Crossing Brooklyn: Deana Lawson
Through January 4, the Brooklyn Museum will present a major survey of contemporary Brooklyn art, featuring more than one hundred works from 35 artists. Crossing Brooklyn: Art from Bushwick, Bed-Stuy, and Beyond includes work in virtually every medium, including painting, drawing, photography, sculpture, installation, video, and performance, linked only by place and by an engagement with the modern world. Over the next several weeks, we’ll be rolling out profiles of artists who appear in the exhibit. You can read the rest here.
The critic Greg Tate wrote that photographer Deana Lawson’s work is about the representation of “social intimacies that defy stereotype and pathology while subtly acknowledging the vitality of lives abandoned by the dominant social order.” In America, a congenitally racist country, the lives abandoned by the dominant social order have overwhelming been African-American lives.
Black selfhood in this country has been forged in a profoundly corporeal dimension, informed in part by lynchings and whippings of yesteryear, by property redlining and gunshots today. This violence is always accompanied by othering; otherness is, in fact, a condition of administering and condoning violence. The otherness of and violence inflicted upon African-Americans has its own history of representation, from lithographs of lynchings to minstrel shows to racist cartoons (and far more).
“The history of America, and the history of photography in America, have both been charged with a certain violence of the black body, whether physically or in representation,” Lawson tells me. “I can never forget that. That’s the baggage that comes along with photography for me, particularly because I’m interested in the black body. It’s always inherently political.”
Even more than that, though, Lawson is an artist-qua-artist, and she brings to her work a gentle intimacy and a fluency between forms that is more informed by aesthetics than politics. “What I’ve chosen as my muse is a political subject, but at the same time my inquiry, my curiosity, my motivations are no different than a painters’,” she says. “I’m in love with form, shape, beauty, color, sensuality, in a two-dimensional image. At the same time I like to play with that [received] history, take charge of it, resist it, not be beholden to it.”
Lawson has six photographs in Crossing Brooklyn, taken in locales as wide-ranging as Jamaica, Haiti, New Orleans, Brooklyn, and Rochester, where the artist is from. The photos are a selection from a larger series that “looks at the body in different landscapes connected to the African diaspora,” Lawson says. A recently-awarded Guggenheim Fellowship allowed Lawson to expand her inquiry worldwide.

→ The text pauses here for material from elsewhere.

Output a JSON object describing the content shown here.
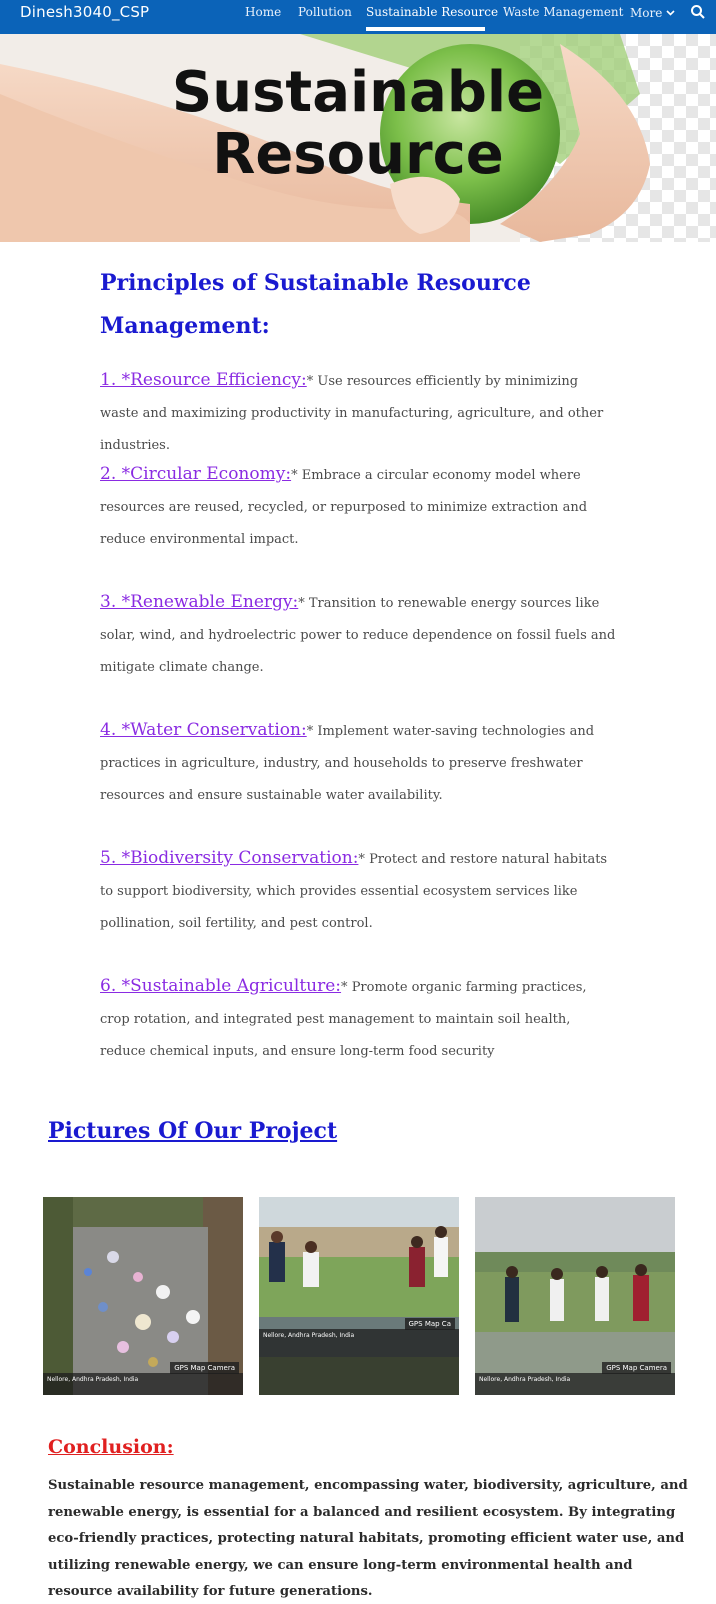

Lawson takes large-format portraits that are strikingly intimate, often meticulously composed, and which draw from a range of photographic languages, from the vernacular (e.g. family photo albums) to the formal (e.g. staged scenes with chiaroscuro lighting). The size of Lawson’s photographs has an enveloping effect that counterbalances their intimacy; the viewer is brought into the world of the photograph—shown a tender moment, a disrobed body, a private space—but as a spectator. We are never not looking.

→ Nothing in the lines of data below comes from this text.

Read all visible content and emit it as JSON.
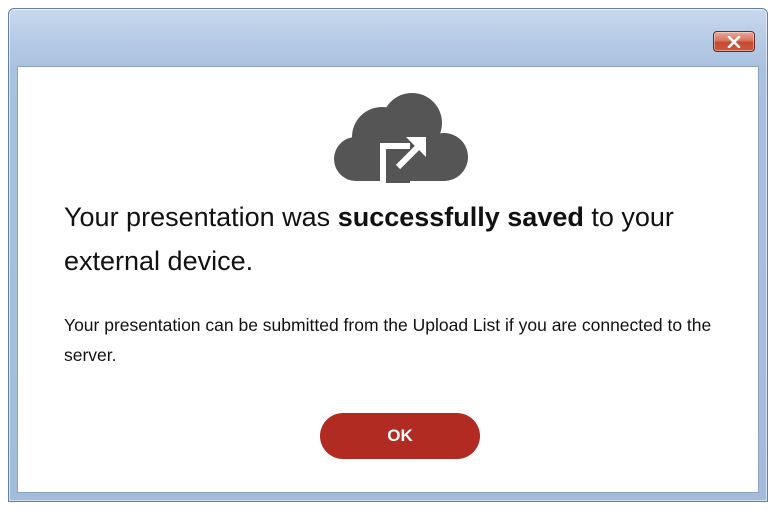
{
  "window": {
    "close_icon": "close-x-icon"
  },
  "dialog": {
    "icon": "cloud-upload-external-icon",
    "headline_prefix": "Your presentation was ",
    "headline_bold": "successfully saved",
    "headline_suffix": " to your external device.",
    "message": "Your presentation can be submitted from the Upload List if you are connected to the server.",
    "ok_label": "OK"
  },
  "colors": {
    "ok_button": "#b22b22",
    "icon": "#555555",
    "close_button": "#c9553b"
  }
}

Tying the work together are a “visual sensuality, a deep appreciation of the brown body, and themes of resistance to power, history, even violence,” Lawson says. The work is also united by what Lawson has called the “familial gaze.” The images “come from a sense of social history as well as larger political histories, synthesized into portraiture,” she says. “I’m interested in familial legacy; even though I’m not related to anyone in the photographs, there is still a sense of familial connection. I’m literally thinking of the diaspora, thinking of slaves from West and Central Africa who ended up in Haiti, Jamaica, the Bahamas, Brazil, America. There’s a mythological sense of family, a sense of going home.”
Lawson received her M.F.A. from the Rhode Island School of Design in 2004 and is currently a lecturer at Princeton University. In addition to the Brooklyn Museum, her work has been exhibited at the MoMA, PS 1, and the Studio Museum in Harlem, amongst other places, and published in The New Yorker and Time. She grew up in Rochester in a “very large family—there are hundreds of us,” she says. “I think maybe my sense of family and how I look at strangers stems from that clan-like family environment.”